Doch setzte sich Dickopf nicht durch. Niggemeyer baute das Kriminalistische Institut im BKA auf und genoss besonders als Leiter von Tagungen einen internationalen Ruf; gegen die Freunde Holl und Dickopf konnte er sich aber nie behaupten. Dickopfs Vorgesetzter Reinhard Dullien beurteilte den Westerwälder wie folgt: „Intriganter, aber nicht unintelligenter, vor allem in der mündlichen Darstellung überzeugungsbegabter Mann, der jedoch im Grunde über das Blickfeld eines 1937/38 fachgeschulten Regierungsinspektors nicht hinausgewachsen war. (...) Er hatte eine vorgefasste Meinung gegen alle, die ein mit dem Staatsexamen abgeschlossenes Studium aufweisen konnten, während ihm diese Prüfung fehlte.“
Außer der Nazi-Seilschaft „Charlottenburger“ gab es noch eine Unterseilschaft, die man die „Kattowitzer und Gleiwitzer“ nennen könnte. Dort versahen sie während des Krieges Dienst. Man kann vermuten, dass der seinerzeitige Personal- und Verwaltungschef des BKA, Oberregierungskriminalrat Michael (Michalski eingedeutscht), der in Gleiwitz tätig war, als Ziehvater dieser Mannschaft gilt. Ihm wird die Marotte nachgesagt, er sei ständig mit zwei untergeschnallten Pistolen herumgelaufen. Die NS-Karrieredaten dieser Herren lassen sich allesamt in den Archivalien des ehemaligen Berlin Document Center nachlesen und sind sich häufig ähnlich.

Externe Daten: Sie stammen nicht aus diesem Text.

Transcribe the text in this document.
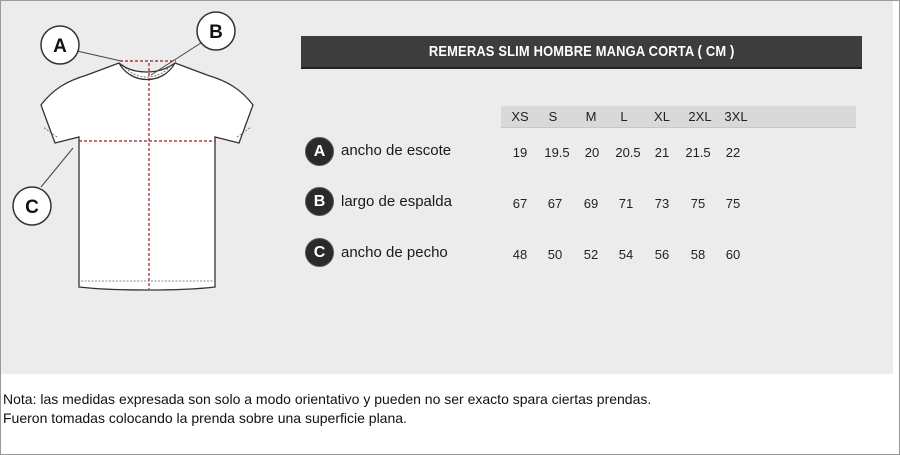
A
B
C
REMERAS SLIM HOMBRE MANGA CORTA ( CM )
XS	S	M	L	XL	2XL 3XL
A	ancho de escote	19	19.5	20	20.5	21	21.5	22
B	largo de espalda	67	67	69	71	73	75	75
C	ancho de pecho	48	50	52	54	56	58	60
Nota: las medidas expresada son solo a modo orientativo y pueden no ser exacto spara ciertas prendas.
Fueron tomadas colocando la prenda sobre una superficie plana.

Nicht wenige „Charlottenburger“ tauchten auch im Frankfurter Einsatzgruppenprozess 1964 auf, manche wurden vernommen, die meisten nur als Zeugen. Verdichtete sich im Einzelfall der Verdacht, schob man den Betreffenden an eine andere Behörde ab, zum Beispiel in das Bundesamt für Geodäsie, das BKA sollte sauber bleiben.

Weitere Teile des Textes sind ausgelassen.